350 Jahre Barock – der Kirchenumbau von 1671

  27.10.2021 Aktuell, Wynigen, Kultur, Gesellschaft

Aus seinen umfangreichen Recherchen über den barocken Kirchenumbau von 1671 gab der einheimische Pfarrer Cicco Rossi in seinem Vortrag in Wort und Bild Einblick in eine längst vergangene Zeit. Er schaute 350 Jahre zurück, als Bern der mächtigste Stadtstaat nördlich der Alpen war. Damals gehörten das Waadtland und auch noch ein Teil des heutigen Aar­gaus dazu. Ringsum war praktisch alles katholisch und die Gegensätze der Konfessionen sehr stark. Der Dreissigjährige Krieg von 1618 bis 1648 war vor allem ein Glaubenskrieg zwischen den Katholiken und den Protestanten. Er entvölkerte grosse Teile von Deutschland und forderte Millionen von Todesopfern. Die Schweiz blieb weitgehend davon verschont. Als grösste Krise des Staates erwähnte der Redner den Bauernkrieg von 1653, dessen Ausbruch den Beziehungen zwischen den städtischen Obrigkeiten und ihren ländlichen Untertanen zuzuschreiben war. Deren Anführer war Niklaus Leuenberger von Rüderswil, der noch im selben Jahr enthauptet wurde. Er hatte jedoch bewirken können, dass die Obrigkeit im Bernerland nie so hemmungslos regieren konnte wie anderswo in Europa. Noch heute steht sein 1903 errichtetes Denkmal in seinem Heimatort.
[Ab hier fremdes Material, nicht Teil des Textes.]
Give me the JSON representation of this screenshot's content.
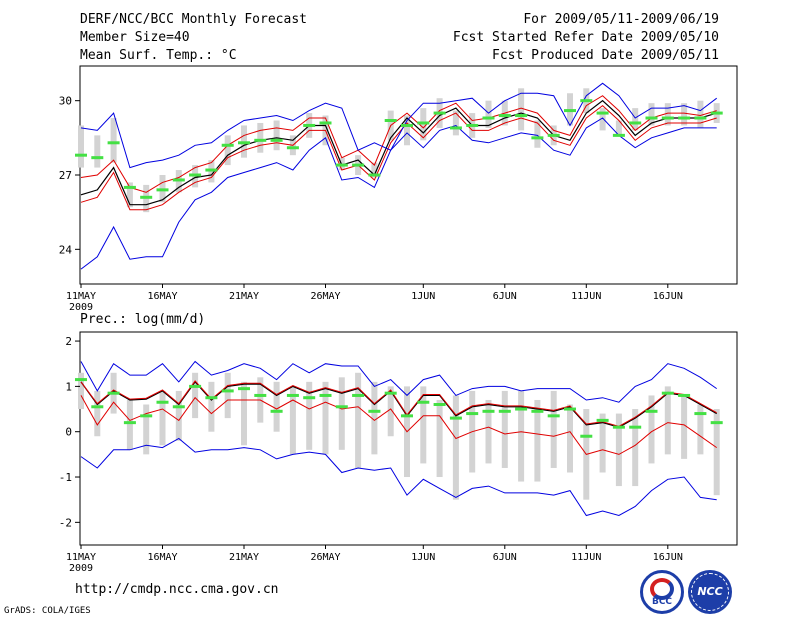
{
  "header": {
    "title": "DERF/NCC/BCC Monthly Forecast",
    "member_size": "Member Size=40",
    "variable": "Mean Surf. Temp.: °C",
    "period": "For 2009/05/11-2009/06/19",
    "started": "Fcst Started Refer Date 2009/05/10",
    "produced": "Fcst Produced Date 2009/05/11"
  },
  "footer": {
    "url": "http://cmdp.ncc.cma.gov.cn",
    "credit": "GrADS: COLA/IGES",
    "logo_left": "BCC",
    "logo_right": "NCC"
  },
  "colors": {
    "box": "#d3d3d3",
    "median": "#44e044",
    "mean": "#000000",
    "low": "#e00000",
    "envelope": "#0000e0",
    "axis": "#000000"
  },
  "chart_data": [
    {
      "type": "line",
      "title": "",
      "ylabel": "Mean Surf. Temp.: °C",
      "ylim": [
        22.6,
        31.4
      ],
      "yticks": [
        24,
        27,
        30
      ],
      "x": [
        1,
        2,
        3,
        4,
        5,
        6,
        7,
        8,
        9,
        10,
        11,
        12,
        13,
        14,
        15,
        16,
        17,
        18,
        19,
        20,
        21,
        22,
        23,
        24,
        25,
        26,
        27,
        28,
        29,
        30,
        31,
        32,
        33,
        34,
        35,
        36,
        37,
        38,
        39,
        40
      ],
      "xticks": [
        {
          "x": 1,
          "label": "11MAY",
          "sub": "2009"
        },
        {
          "x": 6,
          "label": "16MAY"
        },
        {
          "x": 11,
          "label": "21MAY"
        },
        {
          "x": 16,
          "label": "26MAY"
        },
        {
          "x": 22,
          "label": "1JUN"
        },
        {
          "x": 27,
          "label": "6JUN"
        },
        {
          "x": 32,
          "label": "11JUN"
        },
        {
          "x": 37,
          "label": "16JUN"
        }
      ],
      "box_low": [
        27.3,
        27.3,
        27.5,
        25.7,
        25.5,
        25.9,
        26.3,
        26.5,
        26.7,
        27.4,
        27.7,
        27.9,
        28.0,
        27.8,
        28.5,
        28.2,
        27.2,
        27.0,
        26.9,
        28.4,
        28.2,
        28.4,
        28.9,
        28.6,
        28.5,
        28.9,
        29.0,
        28.8,
        28.1,
        28.2,
        29.0,
        29.5,
        28.8,
        28.6,
        28.8,
        29.0,
        29.0,
        29.0,
        28.9,
        29.1
      ],
      "box_high": [
        29.0,
        28.6,
        29.3,
        26.7,
        26.6,
        27.0,
        27.2,
        27.4,
        27.6,
        28.6,
        29.0,
        29.1,
        29.2,
        28.6,
        29.5,
        29.4,
        27.7,
        27.8,
        27.5,
        29.6,
        29.4,
        29.7,
        30.1,
        29.6,
        29.5,
        30.0,
        30.0,
        30.5,
        29.2,
        29.0,
        30.3,
        30.5,
        29.7,
        29.2,
        29.7,
        29.9,
        29.9,
        29.9,
        30.0,
        29.9
      ],
      "series": [
        {
          "name": "median",
          "values": [
            27.8,
            27.7,
            28.3,
            26.5,
            26.1,
            26.4,
            26.8,
            27.0,
            27.2,
            28.2,
            28.3,
            28.4,
            28.4,
            28.1,
            29.0,
            29.1,
            27.4,
            27.4,
            27.0,
            29.2,
            29.0,
            29.1,
            29.5,
            28.9,
            29.0,
            29.3,
            29.4,
            29.4,
            28.5,
            28.6,
            29.6,
            30.0,
            29.5,
            28.6,
            29.1,
            29.3,
            29.3,
            29.3,
            29.3,
            29.5
          ]
        },
        {
          "name": "mean",
          "values": [
            26.2,
            26.4,
            27.3,
            25.8,
            25.8,
            26.0,
            26.5,
            26.9,
            27.0,
            27.8,
            28.2,
            28.4,
            28.5,
            28.4,
            29.0,
            29.0,
            27.4,
            27.6,
            27.0,
            28.5,
            29.3,
            28.7,
            29.4,
            29.7,
            29.0,
            29.0,
            29.3,
            29.5,
            29.3,
            28.6,
            28.4,
            29.5,
            30.0,
            29.4,
            28.6,
            29.1,
            29.3,
            29.3,
            29.3,
            29.5
          ]
        },
        {
          "name": "low",
          "values": [
            25.9,
            26.1,
            27.1,
            25.6,
            25.6,
            25.8,
            26.3,
            26.7,
            26.9,
            27.7,
            28.0,
            28.2,
            28.3,
            28.2,
            28.8,
            28.8,
            27.2,
            27.4,
            26.8,
            28.3,
            29.1,
            28.5,
            29.2,
            29.5,
            28.8,
            28.8,
            29.1,
            29.3,
            29.1,
            28.4,
            28.2,
            29.3,
            29.8,
            29.2,
            28.4,
            28.9,
            29.1,
            29.1,
            29.1,
            29.3
          ]
        },
        {
          "name": "high",
          "values": [
            26.9,
            27.0,
            27.6,
            26.5,
            26.3,
            26.7,
            26.9,
            27.3,
            27.5,
            28.2,
            28.6,
            28.8,
            28.9,
            28.8,
            29.3,
            29.3,
            27.7,
            28.0,
            27.4,
            29.0,
            29.5,
            28.9,
            29.6,
            29.9,
            29.2,
            29.3,
            29.5,
            29.7,
            29.5,
            28.8,
            28.6,
            29.8,
            30.2,
            29.6,
            28.8,
            29.3,
            29.5,
            29.5,
            29.4,
            29.6
          ]
        },
        {
          "name": "env_max",
          "values": [
            28.9,
            28.8,
            29.5,
            27.3,
            27.5,
            27.6,
            27.8,
            28.2,
            28.3,
            28.8,
            29.2,
            29.3,
            29.4,
            29.2,
            29.6,
            29.9,
            29.7,
            28.0,
            28.3,
            28.0,
            29.2,
            29.9,
            29.9,
            30.0,
            30.1,
            29.5,
            30.0,
            30.3,
            30.3,
            30.2,
            29.0,
            30.2,
            30.7,
            30.2,
            29.3,
            29.7,
            29.7,
            29.8,
            29.6,
            30.1
          ]
        },
        {
          "name": "env_min",
          "values": [
            23.2,
            23.7,
            24.9,
            23.6,
            23.7,
            23.7,
            25.1,
            26.0,
            26.3,
            26.9,
            27.1,
            27.3,
            27.5,
            27.2,
            28.0,
            28.5,
            26.8,
            26.9,
            26.5,
            28.0,
            28.7,
            28.1,
            28.8,
            29.0,
            28.4,
            28.3,
            28.5,
            28.7,
            28.6,
            28.0,
            27.8,
            28.9,
            29.3,
            28.6,
            28.1,
            28.5,
            28.7,
            28.9,
            28.9,
            28.9
          ]
        }
      ]
    },
    {
      "type": "line",
      "title": "",
      "ylabel": "Prec.: log(mm/d)",
      "ylim": [
        -2.5,
        2.2
      ],
      "yticks": [
        -2,
        -1,
        0,
        1,
        2
      ],
      "x": [
        1,
        2,
        3,
        4,
        5,
        6,
        7,
        8,
        9,
        10,
        11,
        12,
        13,
        14,
        15,
        16,
        17,
        18,
        19,
        20,
        21,
        22,
        23,
        24,
        25,
        26,
        27,
        28,
        29,
        30,
        31,
        32,
        33,
        34,
        35,
        36,
        37,
        38,
        39,
        40
      ],
      "xticks": [
        {
          "x": 1,
          "label": "11MAY",
          "sub": "2009"
        },
        {
          "x": 6,
          "label": "16MAY"
        },
        {
          "x": 11,
          "label": "21MAY"
        },
        {
          "x": 16,
          "label": "26MAY"
        },
        {
          "x": 22,
          "label": "1JUN"
        },
        {
          "x": 27,
          "label": "6JUN"
        },
        {
          "x": 32,
          "label": "11JUN"
        },
        {
          "x": 37,
          "label": "16JUN"
        }
      ],
      "box_low": [
        0.5,
        -0.1,
        0.4,
        -0.4,
        -0.5,
        -0.3,
        -0.2,
        0.3,
        0.0,
        0.3,
        -0.3,
        0.2,
        0.0,
        -0.5,
        -0.4,
        -0.5,
        -0.4,
        -0.8,
        -0.5,
        -0.1,
        -1.0,
        -0.7,
        -1.0,
        -1.5,
        -0.9,
        -0.7,
        -0.8,
        -1.1,
        -1.1,
        -0.8,
        -0.9,
        -1.5,
        -0.9,
        -1.2,
        -1.2,
        -0.7,
        -0.5,
        -0.6,
        -0.5,
        -1.4
      ],
      "box_high": [
        1.3,
        0.9,
        1.3,
        0.7,
        0.6,
        0.9,
        0.9,
        1.3,
        1.1,
        1.3,
        1.1,
        1.2,
        1.1,
        1.0,
        1.1,
        1.1,
        1.2,
        1.3,
        1.1,
        1.0,
        1.0,
        1.0,
        0.7,
        0.8,
        0.9,
        0.7,
        0.9,
        0.9,
        0.7,
        0.9,
        0.6,
        0.5,
        0.4,
        0.4,
        0.5,
        0.8,
        1.0,
        0.8,
        0.6,
        0.5
      ],
      "series": [
        {
          "name": "median",
          "values": [
            1.15,
            0.55,
            0.85,
            0.2,
            0.35,
            0.65,
            0.55,
            1.0,
            0.75,
            0.9,
            0.95,
            0.8,
            0.45,
            0.8,
            0.75,
            0.8,
            0.55,
            0.8,
            0.45,
            0.85,
            0.35,
            0.65,
            0.6,
            0.3,
            0.4,
            0.45,
            0.45,
            0.5,
            0.45,
            0.35,
            0.5,
            -0.1,
            0.25,
            0.1,
            0.1,
            0.45,
            0.85,
            0.8,
            0.4,
            0.2
          ]
        },
        {
          "name": "mean",
          "values": [
            1.1,
            0.6,
            0.9,
            0.7,
            0.72,
            0.9,
            0.6,
            1.1,
            0.7,
            1.0,
            1.05,
            1.05,
            0.8,
            1.0,
            0.85,
            0.95,
            0.85,
            0.95,
            0.6,
            0.9,
            0.35,
            0.8,
            0.8,
            0.35,
            0.55,
            0.6,
            0.55,
            0.55,
            0.5,
            0.45,
            0.55,
            0.15,
            0.2,
            0.1,
            0.3,
            0.55,
            0.85,
            0.8,
            0.6,
            0.4
          ]
        },
        {
          "name": "low",
          "values": [
            0.8,
            0.15,
            0.65,
            0.25,
            0.4,
            0.5,
            0.25,
            0.75,
            0.4,
            0.7,
            0.7,
            0.7,
            0.5,
            0.7,
            0.5,
            0.65,
            0.5,
            0.55,
            0.25,
            0.5,
            0.0,
            0.35,
            0.35,
            -0.15,
            0.0,
            0.1,
            -0.05,
            0.0,
            -0.05,
            -0.1,
            0.0,
            -0.5,
            -0.4,
            -0.5,
            -0.3,
            0.0,
            0.2,
            0.15,
            -0.1,
            -0.35
          ]
        },
        {
          "name": "high",
          "values": [
            1.1,
            0.62,
            0.92,
            0.72,
            0.74,
            0.92,
            0.62,
            1.12,
            0.72,
            1.02,
            1.07,
            1.07,
            0.82,
            1.02,
            0.87,
            0.97,
            0.87,
            0.97,
            0.62,
            0.92,
            0.37,
            0.82,
            0.82,
            0.37,
            0.57,
            0.62,
            0.57,
            0.57,
            0.52,
            0.47,
            0.57,
            0.17,
            0.22,
            0.12,
            0.32,
            0.57,
            0.87,
            0.82,
            0.62,
            0.42
          ]
        },
        {
          "name": "env_max",
          "values": [
            1.55,
            0.9,
            1.5,
            1.25,
            1.25,
            1.5,
            1.1,
            1.55,
            1.25,
            1.35,
            1.5,
            1.4,
            1.15,
            1.5,
            1.3,
            1.5,
            1.45,
            1.45,
            1.0,
            1.15,
            0.8,
            1.15,
            1.25,
            0.8,
            0.95,
            1.0,
            1.0,
            0.9,
            0.95,
            0.95,
            0.95,
            0.7,
            0.75,
            0.65,
            1.0,
            1.15,
            1.5,
            1.4,
            1.2,
            0.95
          ]
        },
        {
          "name": "env_min",
          "values": [
            -0.55,
            -0.8,
            -0.4,
            -0.4,
            -0.3,
            -0.35,
            -0.15,
            -0.45,
            -0.4,
            -0.4,
            -0.35,
            -0.4,
            -0.6,
            -0.5,
            -0.45,
            -0.5,
            -0.9,
            -0.8,
            -0.85,
            -0.8,
            -1.4,
            -1.05,
            -1.25,
            -1.45,
            -1.25,
            -1.2,
            -1.35,
            -1.35,
            -1.35,
            -1.4,
            -1.3,
            -1.85,
            -1.75,
            -1.85,
            -1.65,
            -1.3,
            -1.05,
            -1.0,
            -1.45,
            -1.5
          ]
        }
      ]
    }
  ]
}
Im Jahr 1671, erst 150 Jahre nach der Reformation, wurde die Kirche Wynigen in ein reformiertes Gotteshaus mit einem Chorraum im Barockstil umgebaut. Im Mittelalter stand der Altar im Zentrum der katholischen Kirche, wo das Messopfer gefeiert wurde. 1671 wurde in Wynigen die Kanzel in die Mitte gerückt, von wo das Wort Gottes verkündet wurde. In späterer Zeit wurden noch vermehrt Änderungen vorgenommen. Ebenfalls aus dieser Zeit stammen die schönen Verzierungen unter der Decke des Chors und rings um die Fenster, die sogenannten Grisailles oder Graumalereien. Als Architekt in der Wyniger Kirche war der Berner Münsterbaumeister Abraham Dünz tätig, der die Kanzel mit der Jahrzahl 1671 und ebenso den Abendmahlstisch entwarf. Er prägte noch etliche andere Kirchenbauten auf dem Berner Staatsgebiet. Massgeblich finanziell beteiligt am Kirchenumbau war Tobias Wild, der damalige Amman und reichste Bauer von Wynigen, dem ein Drittel des Ackerlandes gehörte und der ausserdem auch noch eine Gastwirtschaft betrieb. Er scheint eine wichtige Persönlichkeit gewesen zu sein. Seine Initialen stehen auf dem Dorfbrunnen und ebenso vorne am Abendmahlstisch. Seine Position, sein ganzes Leben und die umfangreiche Familiengeschichte würden Seiten füllen. Ebenso jene des Wyniger Pfarrherren Daniel Seidensticker in der Zeit um 1670, dessen Wappen vorne an der Kanzel zu sehen ist, und das bewegte Leben von Wolfgang Christen. Die Dorfgewaltigen waren froh, Letzteren wegen schlampiger Amtsführung und vielen Streitereien endlich losgeworden zu sein. Zum allgemeinen Verständnis: Das Wort «Barock» stammt aus dem Portugiesischen und heisst auf Deutsch «unregelmässige Perle».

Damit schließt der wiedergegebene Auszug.